Con todo, y pese a la educación que les presuponemos, no puede decirse que sean todos los noruegos muy respetuosos con la naturaleza: paseando por la orilla del Laksefjorden encuentro bastante basura; desperdicios que no son de los que deja un turista ni un dominguero, sino de aquí, de esta gente: bidones de aceite, envases de detergente y esas porquerías. Incluso en la parcela de un chalet, sobre la cuneta misma de la carretera, vive la chatarra de un coche panza arriba, mostrando sus bajos al cielo. Está despachurrado, el óxido de sus hierros queriendo camuflarse con las piedras, medio oculto entre la hierba; pero ahí está, una innegable presencia denunciando que en la civilizada Noruega también cuecen habas.

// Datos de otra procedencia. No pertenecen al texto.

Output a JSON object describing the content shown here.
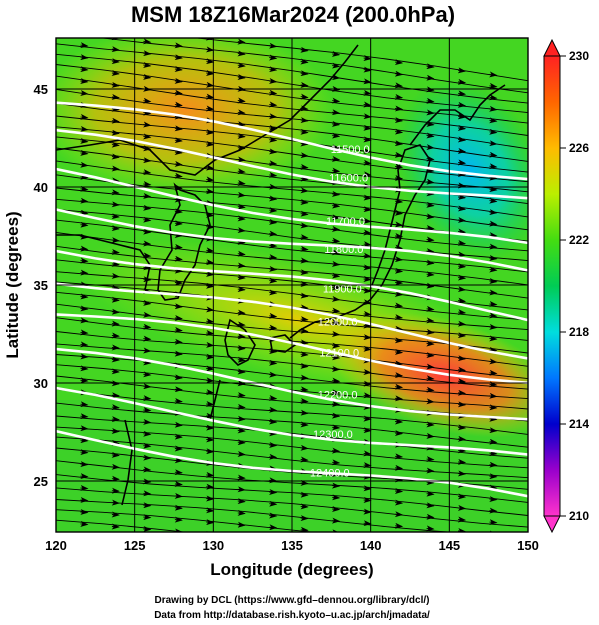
{
  "title": "MSM 18Z16Mar2024 (200.0hPa)",
  "xlabel": "Longitude (degrees)",
  "ylabel": "Latitude  (degrees)",
  "credits": [
    "Drawing by DCL (https://www.gfd–dennou.org/library/dcl/)",
    "Data from http://database.rish.kyoto–u.ac.jp/arch/jmadata/"
  ],
  "map": {
    "lon_range": [
      120,
      150
    ],
    "lat_range": [
      22.4,
      47.6
    ],
    "lon_ticks": [
      120,
      125,
      130,
      135,
      140,
      145,
      150
    ],
    "lat_ticks": [
      25,
      30,
      35,
      40,
      45
    ]
  },
  "colorbar": {
    "range": [
      210,
      230
    ],
    "ticks": [
      210,
      214,
      218,
      222,
      226,
      230
    ],
    "colors": [
      "#ff33cc",
      "#8800cc",
      "#0000cc",
      "#0088ff",
      "#00dddd",
      "#00cc44",
      "#66dd00",
      "#ccee00",
      "#ff8800",
      "#ff2222"
    ]
  },
  "contours": [
    {
      "label": "11500.0",
      "lat_at_120": 44.3,
      "lat_at_150": 40.5,
      "label_lon": 138.7
    },
    {
      "label": "11600.0",
      "lat_at_120": 42.6,
      "lat_at_150": 39.2,
      "label_lon": 138.6
    },
    {
      "label": "11700.0",
      "lat_at_120": 40.6,
      "lat_at_150": 36.8,
      "label_lon": 138.4
    },
    {
      "label": "11800.0",
      "lat_at_120": 38.8,
      "lat_at_150": 35.6,
      "label_lon": 138.3
    },
    {
      "label": "11900.0",
      "lat_at_120": 37.0,
      "lat_at_150": 33.4,
      "label_lon": 138.2
    },
    {
      "label": "12000.0",
      "lat_at_120": 35.4,
      "lat_at_150": 31.6,
      "label_lon": 137.9
    },
    {
      "label": "12100.0",
      "lat_at_120": 33.6,
      "lat_at_150": 30.2,
      "label_lon": 138.0
    },
    {
      "label": "12200.0",
      "lat_at_120": 31.5,
      "lat_at_150": 28.0,
      "label_lon": 137.9
    },
    {
      "label": "12300.0",
      "lat_at_120": 29.4,
      "lat_at_150": 26.0,
      "label_lon": 137.6
    },
    {
      "label": "12400.0",
      "lat_at_120": 27.4,
      "lat_at_150": 24.0,
      "label_lon": 137.4
    }
  ]
}
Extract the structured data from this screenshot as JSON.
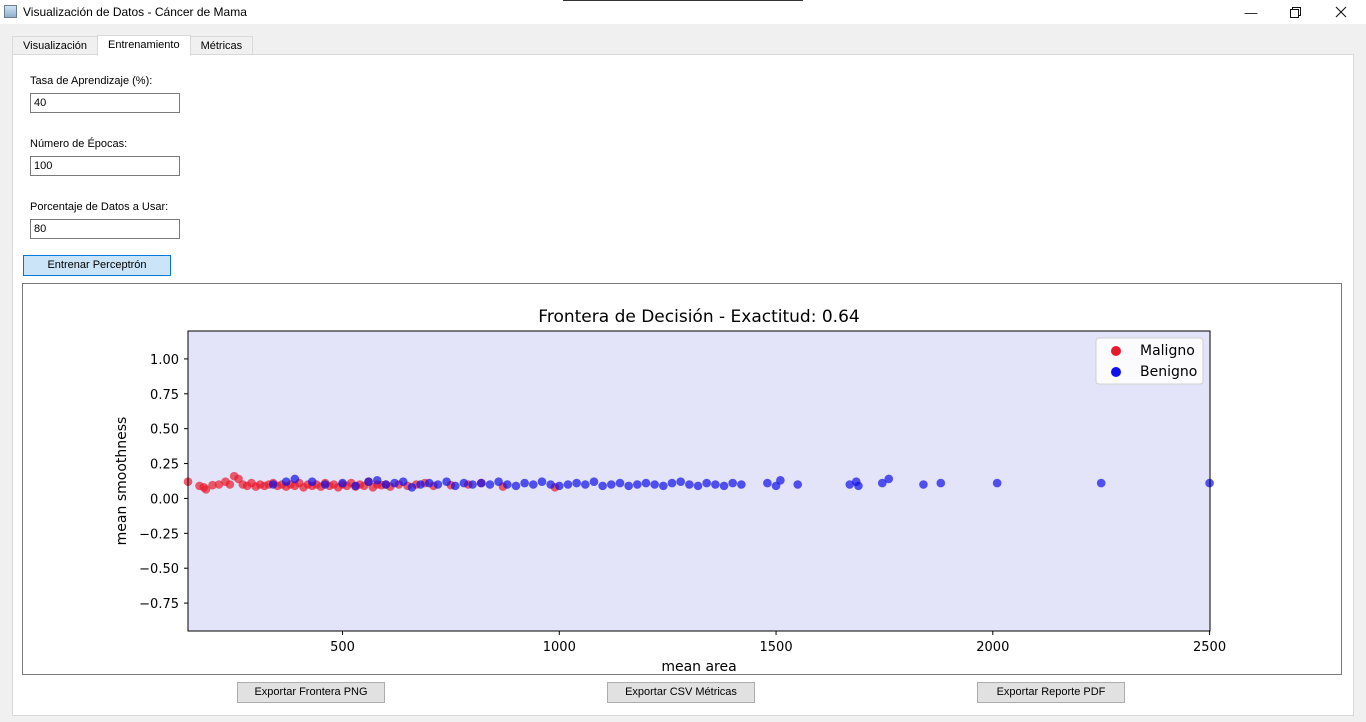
{
  "window": {
    "title": "Visualización de Datos - Cáncer de Mama"
  },
  "tabs": [
    {
      "label": "Visualización",
      "active": false
    },
    {
      "label": "Entrenamiento",
      "active": true
    },
    {
      "label": "Métricas",
      "active": false
    }
  ],
  "form": {
    "learning_rate_label": "Tasa de Aprendizaje (%):",
    "learning_rate_value": "40",
    "epochs_label": "Número de Épocas:",
    "epochs_value": "100",
    "data_percent_label": "Porcentaje de Datos a Usar:",
    "data_percent_value": "80",
    "train_button": "Entrenar Perceptrón"
  },
  "export": {
    "png_button": "Exportar Frontera PNG",
    "csv_button": "Exportar CSV Métricas",
    "pdf_button": "Exportar Reporte PDF"
  },
  "colors": {
    "malignant": "#e8192c",
    "benign": "#1010e8",
    "plot_bg": "#e3e3f9",
    "accent": "#0078d7"
  },
  "chart_data": {
    "type": "scatter",
    "title": "Frontera de Decisión - Exactitud: 0.64",
    "xlabel": "mean area",
    "ylabel": "mean smoothness",
    "xlim": [
      143.5,
      2501
    ],
    "ylim": [
      -0.95,
      1.2
    ],
    "xticks": [
      500,
      1000,
      1500,
      2000,
      2500
    ],
    "yticks": [
      1.0,
      0.75,
      0.5,
      0.25,
      0.0,
      -0.25,
      -0.5,
      -0.75
    ],
    "ytick_labels": [
      "1.00",
      "0.75",
      "0.50",
      "0.25",
      "0.00",
      "−0.25",
      "−0.50",
      "−0.75"
    ],
    "legend_position": "top-right",
    "background": "decision region (single class, lavender)",
    "series": [
      {
        "name": "Maligno",
        "color": "#e8192c",
        "points": [
          [
            143.5,
            0.12
          ],
          [
            170,
            0.09
          ],
          [
            180,
            0.08
          ],
          [
            185,
            0.065
          ],
          [
            200,
            0.095
          ],
          [
            215,
            0.1
          ],
          [
            230,
            0.12
          ],
          [
            240,
            0.1
          ],
          [
            250,
            0.16
          ],
          [
            260,
            0.14
          ],
          [
            270,
            0.1
          ],
          [
            280,
            0.09
          ],
          [
            290,
            0.11
          ],
          [
            300,
            0.085
          ],
          [
            310,
            0.1
          ],
          [
            320,
            0.09
          ],
          [
            330,
            0.1
          ],
          [
            340,
            0.11
          ],
          [
            350,
            0.09
          ],
          [
            360,
            0.1
          ],
          [
            370,
            0.085
          ],
          [
            380,
            0.1
          ],
          [
            390,
            0.09
          ],
          [
            400,
            0.11
          ],
          [
            410,
            0.08
          ],
          [
            420,
            0.1
          ],
          [
            430,
            0.09
          ],
          [
            440,
            0.1
          ],
          [
            450,
            0.085
          ],
          [
            460,
            0.11
          ],
          [
            470,
            0.09
          ],
          [
            480,
            0.1
          ],
          [
            490,
            0.08
          ],
          [
            500,
            0.1
          ],
          [
            510,
            0.09
          ],
          [
            520,
            0.11
          ],
          [
            530,
            0.085
          ],
          [
            540,
            0.1
          ],
          [
            550,
            0.09
          ],
          [
            560,
            0.12
          ],
          [
            570,
            0.08
          ],
          [
            580,
            0.1
          ],
          [
            590,
            0.095
          ],
          [
            600,
            0.1
          ],
          [
            610,
            0.085
          ],
          [
            630,
            0.1
          ],
          [
            650,
            0.09
          ],
          [
            670,
            0.1
          ],
          [
            690,
            0.11
          ],
          [
            710,
            0.09
          ],
          [
            750,
            0.095
          ],
          [
            790,
            0.1
          ],
          [
            820,
            0.11
          ],
          [
            870,
            0.085
          ],
          [
            990,
            0.08
          ]
        ]
      },
      {
        "name": "Benigno",
        "color": "#1010e8",
        "points": [
          [
            340,
            0.1
          ],
          [
            370,
            0.12
          ],
          [
            390,
            0.14
          ],
          [
            430,
            0.12
          ],
          [
            460,
            0.1
          ],
          [
            500,
            0.11
          ],
          [
            530,
            0.09
          ],
          [
            560,
            0.12
          ],
          [
            580,
            0.13
          ],
          [
            600,
            0.1
          ],
          [
            620,
            0.11
          ],
          [
            640,
            0.12
          ],
          [
            660,
            0.08
          ],
          [
            680,
            0.1
          ],
          [
            700,
            0.11
          ],
          [
            720,
            0.1
          ],
          [
            740,
            0.12
          ],
          [
            760,
            0.09
          ],
          [
            780,
            0.11
          ],
          [
            800,
            0.1
          ],
          [
            820,
            0.11
          ],
          [
            840,
            0.1
          ],
          [
            860,
            0.12
          ],
          [
            880,
            0.1
          ],
          [
            900,
            0.09
          ],
          [
            920,
            0.11
          ],
          [
            940,
            0.1
          ],
          [
            960,
            0.12
          ],
          [
            980,
            0.1
          ],
          [
            1000,
            0.09
          ],
          [
            1020,
            0.1
          ],
          [
            1040,
            0.11
          ],
          [
            1060,
            0.1
          ],
          [
            1080,
            0.12
          ],
          [
            1100,
            0.09
          ],
          [
            1120,
            0.1
          ],
          [
            1140,
            0.11
          ],
          [
            1160,
            0.09
          ],
          [
            1180,
            0.1
          ],
          [
            1200,
            0.11
          ],
          [
            1220,
            0.1
          ],
          [
            1240,
            0.09
          ],
          [
            1260,
            0.11
          ],
          [
            1280,
            0.12
          ],
          [
            1300,
            0.1
          ],
          [
            1320,
            0.09
          ],
          [
            1340,
            0.11
          ],
          [
            1360,
            0.1
          ],
          [
            1380,
            0.09
          ],
          [
            1400,
            0.11
          ],
          [
            1420,
            0.1
          ],
          [
            1480,
            0.11
          ],
          [
            1500,
            0.09
          ],
          [
            1510,
            0.13
          ],
          [
            1550,
            0.1
          ],
          [
            1670,
            0.1
          ],
          [
            1685,
            0.12
          ],
          [
            1690,
            0.09
          ],
          [
            1745,
            0.11
          ],
          [
            1760,
            0.14
          ],
          [
            1840,
            0.1
          ],
          [
            1880,
            0.11
          ],
          [
            2010,
            0.11
          ],
          [
            2250,
            0.11
          ],
          [
            2500,
            0.11
          ]
        ]
      }
    ]
  }
}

Al regresar de la caminata encuentro a mi amigo en el comedor, apurando un plato de algo con mucha grasa. Antes de marcharse a su casa, me dirije unas palabras y me desea buen viaje. Luego sube a un coche grande y desaparece carretera abajo. Entonces me doy cuenta de que tengo también hambre, así que del limitado menú pido pescado con patatas fritas y una cerveza de nombre sugestivo. Me sirve una tailandesa que no vi antes porque estaba trajinando en la cocina. No deja de llamarme la atención que hasta en este desértico Ifjord trabaje un inmigrante. Debe de estar Noruega lleno de ellos.
Mi última reflexión del día, no obstante, es para la basura que he visto por la orilla del fiordo y en la carretera. Que un pueblo inculto arroje chatarra a la cuneta malo está, pero puede tener un pase; que lo hagan en Noruega, es inaceptable.